А может, это в КГБ решили народ губить по заданию ГКЧП? Напичкали щербет какой-нибудь отравой и в толпу подбросили, чтобы потом на Ельцина свалить, с них станется. Нет, скорее, какая-нибудь старушка купила случайно сегодня с утра в знаменитом магазине «Хлеб» на Калининском, дошла до моста, а там… И что, интересно, там? Сама в речку сиганула, но перед этим щербет заботливо на бумажку положила? В общем, непонятно, но жрать от этого не меньше хочется, ладно, еще кружок сделаю и, если никто такое добро не схватит, я все-таки решусь.

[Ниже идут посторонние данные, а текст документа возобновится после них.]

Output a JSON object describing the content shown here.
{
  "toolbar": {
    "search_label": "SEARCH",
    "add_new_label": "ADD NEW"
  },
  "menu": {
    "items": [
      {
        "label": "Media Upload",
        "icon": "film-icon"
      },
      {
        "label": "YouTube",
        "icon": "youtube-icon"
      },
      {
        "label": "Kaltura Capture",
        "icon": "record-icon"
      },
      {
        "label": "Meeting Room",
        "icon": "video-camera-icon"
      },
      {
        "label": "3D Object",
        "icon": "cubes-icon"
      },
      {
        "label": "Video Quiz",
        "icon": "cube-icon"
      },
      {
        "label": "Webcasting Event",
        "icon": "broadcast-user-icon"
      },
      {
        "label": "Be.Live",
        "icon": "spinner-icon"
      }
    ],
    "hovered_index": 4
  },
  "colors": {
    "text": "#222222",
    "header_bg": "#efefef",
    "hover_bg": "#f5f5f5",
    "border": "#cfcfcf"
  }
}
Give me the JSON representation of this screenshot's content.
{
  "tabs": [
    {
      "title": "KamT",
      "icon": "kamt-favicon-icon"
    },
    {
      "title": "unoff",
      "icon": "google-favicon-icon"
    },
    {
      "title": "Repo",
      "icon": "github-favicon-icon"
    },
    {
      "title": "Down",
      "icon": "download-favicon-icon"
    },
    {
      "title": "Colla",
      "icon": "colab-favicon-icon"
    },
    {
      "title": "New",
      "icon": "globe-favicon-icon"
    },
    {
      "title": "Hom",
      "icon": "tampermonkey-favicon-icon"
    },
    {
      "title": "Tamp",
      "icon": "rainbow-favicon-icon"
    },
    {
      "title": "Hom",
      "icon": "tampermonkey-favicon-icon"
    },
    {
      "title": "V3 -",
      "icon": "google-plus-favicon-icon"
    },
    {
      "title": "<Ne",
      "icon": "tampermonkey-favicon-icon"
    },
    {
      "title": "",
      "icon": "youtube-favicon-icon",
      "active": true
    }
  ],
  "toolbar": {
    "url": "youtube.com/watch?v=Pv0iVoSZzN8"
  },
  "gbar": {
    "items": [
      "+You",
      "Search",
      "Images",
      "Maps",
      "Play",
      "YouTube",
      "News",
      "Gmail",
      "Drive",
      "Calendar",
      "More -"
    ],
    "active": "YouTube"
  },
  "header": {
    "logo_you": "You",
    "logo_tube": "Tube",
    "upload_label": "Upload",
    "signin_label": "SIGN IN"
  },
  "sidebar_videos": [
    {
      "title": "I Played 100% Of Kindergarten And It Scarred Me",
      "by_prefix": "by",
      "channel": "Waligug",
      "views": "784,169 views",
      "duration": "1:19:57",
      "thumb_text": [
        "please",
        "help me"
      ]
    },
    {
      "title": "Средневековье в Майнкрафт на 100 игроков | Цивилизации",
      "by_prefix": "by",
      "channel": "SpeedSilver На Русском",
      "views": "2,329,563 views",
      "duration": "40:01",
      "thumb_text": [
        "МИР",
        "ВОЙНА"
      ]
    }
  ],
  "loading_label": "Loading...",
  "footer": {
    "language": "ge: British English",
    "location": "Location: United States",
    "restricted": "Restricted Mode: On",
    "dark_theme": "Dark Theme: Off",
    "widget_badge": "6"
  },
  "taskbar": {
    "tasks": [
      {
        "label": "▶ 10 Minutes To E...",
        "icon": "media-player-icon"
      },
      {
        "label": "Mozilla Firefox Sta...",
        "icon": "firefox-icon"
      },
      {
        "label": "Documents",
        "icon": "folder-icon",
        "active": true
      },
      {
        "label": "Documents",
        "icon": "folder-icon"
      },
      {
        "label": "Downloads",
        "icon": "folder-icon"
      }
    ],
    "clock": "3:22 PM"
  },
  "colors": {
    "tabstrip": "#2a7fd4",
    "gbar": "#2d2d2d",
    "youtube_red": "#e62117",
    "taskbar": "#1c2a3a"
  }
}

Я продрался к центральному подъезду Белого дома, тут толпа самая плотная, все лезут поглазеть на несколько машин БРДМ, на которых прикатили десантники во главе с генералом по фамилии Лебедь. И, как сообщили мне в толпе, генерал этот заверил, что по людям его десантники стрелять не будут, ну и на том спасибо. На броню одной БРДМ вылез боец, из толпы ему кинули сигареты, батон хлеба, еще какую-то еду, парень ловко все это подхватил и снова скрылся в бронетранспортере. В тот момент, когда он повернулся в мою сторону, я успел разглядеть его улыбающееся лицо в свете прожектора.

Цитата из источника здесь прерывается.